Since the Ebola epidemic began in West Africa, the U.S. Government has contributed some $1.4 billion in funding to stop the disease in its tracks. This decisive action led to the major international response we see today and helped lower the number of new Ebola cases.
But our help extends beyond simply getting treatment to people who have fallen ill with Ebola, preventing the virus from spreading, and educating communities about the disease. We are also delivering food to devastated families, making sure children–some of whom lost relatives to Ebola–can get back to school, and ensuring markets are up and running so their parents can make money again.
USAID Associate Administrator Mark Feierstein made an important announcement about the United State’s ongoing commitment to getting to zero new Ebola cases today during the star-studded Global Citizen 2015 Earth Day Concert on the National Mall in Washington, D.C.
Speaking before hundreds of thousands of concertgoers, Feierstein announced the Agency will provide $126 million to Liberia, Sierra Leone and Guinea to re-establish and strengthen their health systems, which have been weakened by this protracted public health crisis. Thanks to the American people, that money will go to both restoring critical health services that shut down during the Ebola outbreak and rebuilding those health systems so a crisis of this magnitude never happens again.

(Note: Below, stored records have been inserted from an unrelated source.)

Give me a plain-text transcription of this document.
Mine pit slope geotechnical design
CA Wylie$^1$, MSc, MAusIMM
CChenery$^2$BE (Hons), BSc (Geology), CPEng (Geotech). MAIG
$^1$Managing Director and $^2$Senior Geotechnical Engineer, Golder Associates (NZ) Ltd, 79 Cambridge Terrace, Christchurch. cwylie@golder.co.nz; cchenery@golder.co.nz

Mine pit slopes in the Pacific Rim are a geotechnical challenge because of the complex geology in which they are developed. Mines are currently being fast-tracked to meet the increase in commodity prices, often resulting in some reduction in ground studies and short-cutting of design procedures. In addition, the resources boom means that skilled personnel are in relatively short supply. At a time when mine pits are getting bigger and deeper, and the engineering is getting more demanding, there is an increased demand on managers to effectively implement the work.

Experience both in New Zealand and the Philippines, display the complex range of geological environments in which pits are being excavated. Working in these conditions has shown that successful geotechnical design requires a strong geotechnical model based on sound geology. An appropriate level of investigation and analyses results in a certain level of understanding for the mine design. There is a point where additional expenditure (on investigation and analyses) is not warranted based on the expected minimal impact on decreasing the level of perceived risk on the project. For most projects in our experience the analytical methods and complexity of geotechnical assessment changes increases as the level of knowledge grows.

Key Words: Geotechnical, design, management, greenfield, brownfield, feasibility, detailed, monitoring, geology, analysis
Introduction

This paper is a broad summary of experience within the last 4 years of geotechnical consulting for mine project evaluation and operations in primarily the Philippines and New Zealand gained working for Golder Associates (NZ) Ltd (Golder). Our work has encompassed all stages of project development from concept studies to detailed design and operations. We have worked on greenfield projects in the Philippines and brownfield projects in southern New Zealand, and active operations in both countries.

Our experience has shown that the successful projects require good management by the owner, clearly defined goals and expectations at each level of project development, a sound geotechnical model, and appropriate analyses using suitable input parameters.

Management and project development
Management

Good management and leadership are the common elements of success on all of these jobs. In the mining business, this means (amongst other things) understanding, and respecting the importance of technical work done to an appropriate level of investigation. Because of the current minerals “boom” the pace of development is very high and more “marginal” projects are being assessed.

“That means more moms, dads and their children will get the critical care they need–from vaccinations to vitamins,” Feierstein said. “Our goal is not only to get to zero, but to stay at zero.”
We will also ensure that citizens have access to water and sanitation services, prenatal and maternal health care and nutrition, and programs to prevent and treat malaria and other infectious diseases.

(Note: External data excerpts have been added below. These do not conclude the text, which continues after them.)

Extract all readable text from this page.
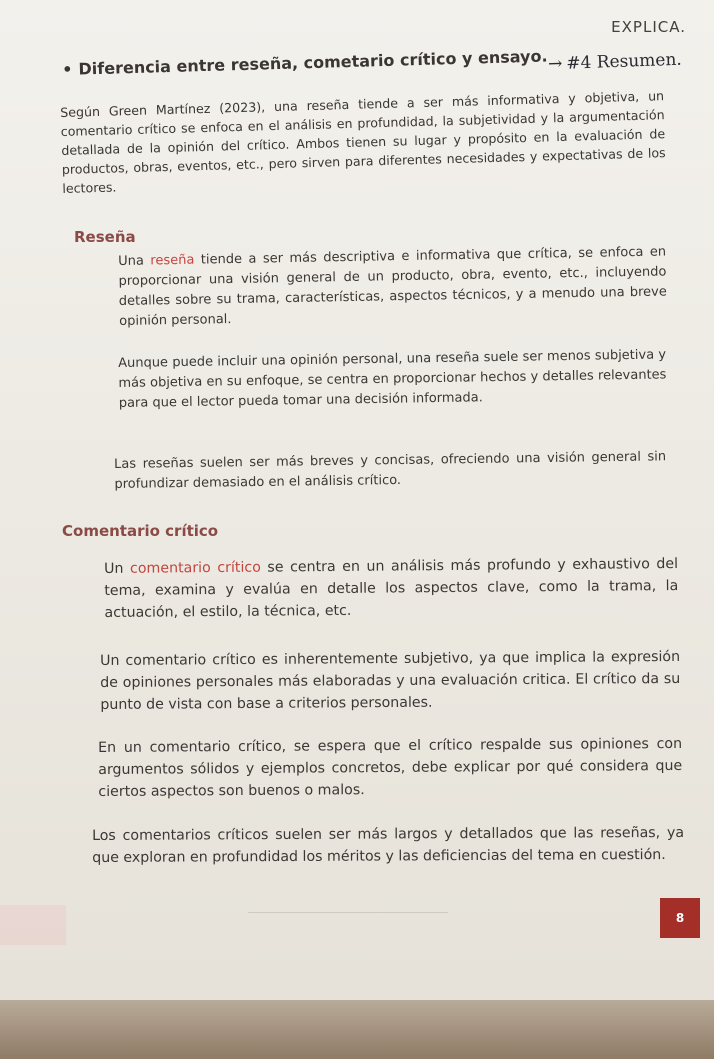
EXPLICA.
→ #4 Resumen.
• Diferencia entre reseña, cometario crítico y ensayo.
Según Green Martínez (2023), una reseña tiende a ser más informativa y objetiva, un comentario crítico se enfoca en el análisis en profundidad, la subjetividad y la argumentación detallada de la opinión del crítico. Ambos tienen su lugar y propósito en la evaluación de productos, obras, eventos, etc., pero sirven para diferentes necesidades y expectativas de los lectores.
Reseña
Una reseña tiende a ser más descriptiva e informativa que crítica, se enfoca en proporcionar una visión general de un producto, obra, evento, etc., incluyendo detalles sobre su trama, características, aspectos técnicos, y a menudo una breve opinión personal.
Aunque puede incluir una opinión personal, una reseña suele ser menos subjetiva y más objetiva en su enfoque, se centra en proporcionar hechos y detalles relevantes para que el lector pueda tomar una decisión informada.
Las reseñas suelen ser más breves y concisas, ofreciendo una visión general sin profundizar demasiado en el análisis crítico.
Comentario crítico
Un comentario crítico se centra en un análisis más profundo y exhaustivo del tema, examina y evalúa en detalle los aspectos clave, como la trama, la actuación, el estilo, la técnica, etc.
Un comentario crítico es inherentemente subjetivo, ya que implica la expresión de opiniones personales más elaboradas y una evaluación critica. El crítico da su punto de vista con base a criterios personales.
En un comentario crítico, se espera que el crítico respalde sus opiniones con argumentos sólidos y ejemplos concretos, debe explicar por qué considera que ciertos aspectos son buenos o malos.
Los comentarios críticos suelen ser más largos y detallados que las reseñas, ya que exploran en profundidad los méritos y las deficiencias del tema en cuestión.
8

USAID has been hard at work getting hospitals and clinics in the region into better shape.
In Liberia, the already-weak health system was unprepared to handle a crisis of this proportion. When the Ebola outbreak was at its peak, many routine health services became unavailable. Most hospitals were forced to close their doors to anyone but Ebola patients.
Now that the number of new cases is dwindling, USAID-supported clinics like the Star of the Sea are restoring vital health services. They are triaging patients and delivering newborn babies, ensuring that fewer pregnant women will die from preventable causes.

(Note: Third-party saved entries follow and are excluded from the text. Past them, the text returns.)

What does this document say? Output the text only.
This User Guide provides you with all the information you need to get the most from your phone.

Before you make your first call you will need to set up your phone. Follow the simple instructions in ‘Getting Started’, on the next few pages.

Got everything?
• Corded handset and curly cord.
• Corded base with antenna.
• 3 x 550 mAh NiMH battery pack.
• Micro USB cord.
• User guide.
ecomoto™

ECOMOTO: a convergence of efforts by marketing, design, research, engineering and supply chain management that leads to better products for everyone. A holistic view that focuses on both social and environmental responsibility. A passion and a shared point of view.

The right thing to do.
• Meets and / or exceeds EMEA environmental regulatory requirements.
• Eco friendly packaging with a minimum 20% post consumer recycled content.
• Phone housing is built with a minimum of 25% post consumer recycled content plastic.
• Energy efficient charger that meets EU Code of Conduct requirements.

Although the Liberian Health Ministry recommends that all children under the age of 1 get several vaccinations, many hospitals and clinics were too overwhelmed during the Ebola crisis to continue to provide immunization services. That has since changed thanks to USAID’s support of clinics like Star of the Sea, operated by Catholic Relief Services. Now, Liberia’s next generation can grow up well protected from preventable diseases.
Beth Gaddis, an American working as a health advisor at the USAID mission in Liberia, has helped provide pre- and post-natal care as well as routine vaccinations at the Star of the Sea clinic.
Working on the Ebola response since March of last year, Beth can tell stories from the “early days.” She’s brought thousands of infrared thermometers in her personal suitcase for temperature checks, and she watched USAID and the Liberian Ministry of Health collaborate when the first Ebola case crossed over from Liberia to Guinea.
USAID has also been supporting the training of thousands of health workers in infection prevention and control — which includes instruction on proper use of personal protective equipment, such as suits, gloves and masks. Institutionalizing these procedures will ensure health care workers tasked with treating people infected with viruses like Ebola won’t fall ill themselves.
In partnership with the West African governments, USAID is committed to restoring and strengthening their health care systems so that any future outbreaks of Ebola can quickly be extinguished.